Automated generation

The package includes srcipts to add/fill columns of existing csv files.

run python src/classifications/_level.py to add the corresponding level of codes in tree_files (the fields for code and parent_code must already exist)
run python src/classifications/_mapping_type.py to add the corresponding comment and skos_uri of codes in conc_ files (the fileds tree_<classification_A> and tree_<classification_B> must already exist)

Naming convention (column “name”)

For the names of the objects in the name column, we follow a specific convention, which is based on Weidema et al. 2013.

lower case
singular (e.g. barley grain, not “barley grains”)
the simplest form of an activity isa production; which is added after the product (e.g. lime producion)
the term construction is used for activities that have buildings, transport infrastructure, factories and facilities as their product outputs (e.g. bridge construction)
if the activity has multiple products, the activity can instead be named after the nature of the process, e.g. air separation, cryogenic with the products oxygen, nitrogen and argon
when an activity is described in terms of the process of converting a raw material to a product, the order process, raw material, detail of process is preferred, e.g. leaching of spodumene with sulphuric acid
the ending “-ing” is preserved for services
for infrastructure, the name factory or facility is preferred to “plant”, except in traditional combinations such as power plant
treatment activities are named treatment of <material>, <nature or output of the treatment>
market activities start with market for
market activities, production mixes, supply mixes, export and re-export activities have the same products as inputs and outputs, e.g. market for barley grain has barley grain as input and barley grain as output
activity datasets with the term operation as part of their name signifies activities that use specific infrastructures, e.g. mine operation as opposed to mine construction
product names begin with the most generic form of the product that is generally recognized as a product, e.g. cement, blast furnace slag rather than “blast furnace slag cement”, but avoiding artificial names, e.g. not “fertiliser, nitrogen” but nitrogen fertiliser.
indication of the production route or specific product characteristics are only included if this is part of the marketable product properties, i.e. if there is a market or market niche where the production route or property is a part of the obligatory product properties.

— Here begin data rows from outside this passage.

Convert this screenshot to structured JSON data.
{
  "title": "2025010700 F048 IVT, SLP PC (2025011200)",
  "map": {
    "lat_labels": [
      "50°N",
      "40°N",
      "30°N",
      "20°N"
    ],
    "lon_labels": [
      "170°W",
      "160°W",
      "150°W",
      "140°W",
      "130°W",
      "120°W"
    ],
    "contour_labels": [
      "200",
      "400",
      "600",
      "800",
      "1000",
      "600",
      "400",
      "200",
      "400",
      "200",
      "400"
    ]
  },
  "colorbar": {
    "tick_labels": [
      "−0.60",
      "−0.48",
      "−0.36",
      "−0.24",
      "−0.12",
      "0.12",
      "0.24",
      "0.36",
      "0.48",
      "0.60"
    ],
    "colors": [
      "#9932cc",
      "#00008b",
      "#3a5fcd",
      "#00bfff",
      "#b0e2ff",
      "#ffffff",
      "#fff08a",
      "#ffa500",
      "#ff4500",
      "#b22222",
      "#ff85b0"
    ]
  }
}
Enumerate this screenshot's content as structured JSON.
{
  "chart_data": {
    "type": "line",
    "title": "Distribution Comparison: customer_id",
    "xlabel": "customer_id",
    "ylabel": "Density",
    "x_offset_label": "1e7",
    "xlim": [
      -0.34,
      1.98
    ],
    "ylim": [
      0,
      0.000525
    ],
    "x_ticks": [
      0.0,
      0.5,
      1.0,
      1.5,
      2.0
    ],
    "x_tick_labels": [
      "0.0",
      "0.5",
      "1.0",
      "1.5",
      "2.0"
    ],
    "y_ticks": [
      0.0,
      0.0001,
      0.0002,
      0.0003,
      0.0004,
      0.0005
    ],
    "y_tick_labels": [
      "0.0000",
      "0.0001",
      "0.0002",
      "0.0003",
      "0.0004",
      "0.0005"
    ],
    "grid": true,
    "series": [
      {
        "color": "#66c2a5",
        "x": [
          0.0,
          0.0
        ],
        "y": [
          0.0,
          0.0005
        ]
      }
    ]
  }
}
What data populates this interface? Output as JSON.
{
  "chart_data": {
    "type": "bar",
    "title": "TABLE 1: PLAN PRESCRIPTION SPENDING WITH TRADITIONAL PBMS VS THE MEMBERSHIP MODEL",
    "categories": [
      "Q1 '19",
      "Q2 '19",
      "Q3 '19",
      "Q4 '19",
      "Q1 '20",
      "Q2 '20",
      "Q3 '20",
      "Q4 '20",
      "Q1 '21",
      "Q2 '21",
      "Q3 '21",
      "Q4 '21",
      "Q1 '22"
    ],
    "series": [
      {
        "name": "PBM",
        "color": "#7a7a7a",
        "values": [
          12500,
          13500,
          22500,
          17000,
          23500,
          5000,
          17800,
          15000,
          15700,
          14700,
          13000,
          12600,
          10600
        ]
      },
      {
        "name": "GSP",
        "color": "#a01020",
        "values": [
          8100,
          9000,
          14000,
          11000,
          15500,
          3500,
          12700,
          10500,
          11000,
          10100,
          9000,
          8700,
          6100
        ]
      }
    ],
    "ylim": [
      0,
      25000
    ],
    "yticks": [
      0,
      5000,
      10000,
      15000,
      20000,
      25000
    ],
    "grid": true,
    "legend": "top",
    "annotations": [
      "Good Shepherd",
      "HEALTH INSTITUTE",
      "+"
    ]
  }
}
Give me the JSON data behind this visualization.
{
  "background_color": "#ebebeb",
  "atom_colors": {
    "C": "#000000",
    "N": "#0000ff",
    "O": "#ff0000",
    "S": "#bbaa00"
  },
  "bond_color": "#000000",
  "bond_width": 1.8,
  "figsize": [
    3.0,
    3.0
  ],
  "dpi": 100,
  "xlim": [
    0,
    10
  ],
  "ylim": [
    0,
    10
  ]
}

For example, the product straw is named as such, not with separate names for “barley straw” and “wheat straw”, since the market for straw does not distinguish between these two products
for dissolved chemicals, the traditional nomenclature of the chemical industry is to indicate the active substance and then add the water separately, so that e.g. 1 kg of sodium hydroxide, in 50% solution state, measured as 100% NaOH, refers to the production of 2 kg NaOH solution with a water content of 50%, i.e., 1 kg pure NaOH plus 1 kg pure H2O
treatment activities provide services to other activities to treat their material outputs, in particular wastes. Since the service and the input are intimately linked, the service output is named by the treated material. Thus, the activity treatment of blast furnace gas has as its determining (reference) product treating blast furnace gas
the name for a chemical element or a compound is the same for all environmental compartments, the list of compartments is the same as in ecoinvent Table 9.1

Code convention (columns “code”)

The codes shall use prefixes followed by numbers: <prefix>_<number>.

flowobject	prefix
industry_product	fi
material_for_treatment	ft
market_product	fm
government_product	fg
household_product	fhp
needs_satisfaction	fhc
emission	fe
direct_physical_change	fp
natural_resource	fn
economic_flow	fe
social_flow	fs

activitytype	prefix
industry_activity	ai
government_activity	ag
treatment_activity	at
non_profit_institution_serving_household	anp
household_production	ahp
household_consumption	ahc
market_activity	am
natural_activity	ana
auxiliary_production_activity	aa
schange_in_stock_activity	ast

Note

Currently, we use Exiobase code convention (A_, C_, M_). This needs to be revised later.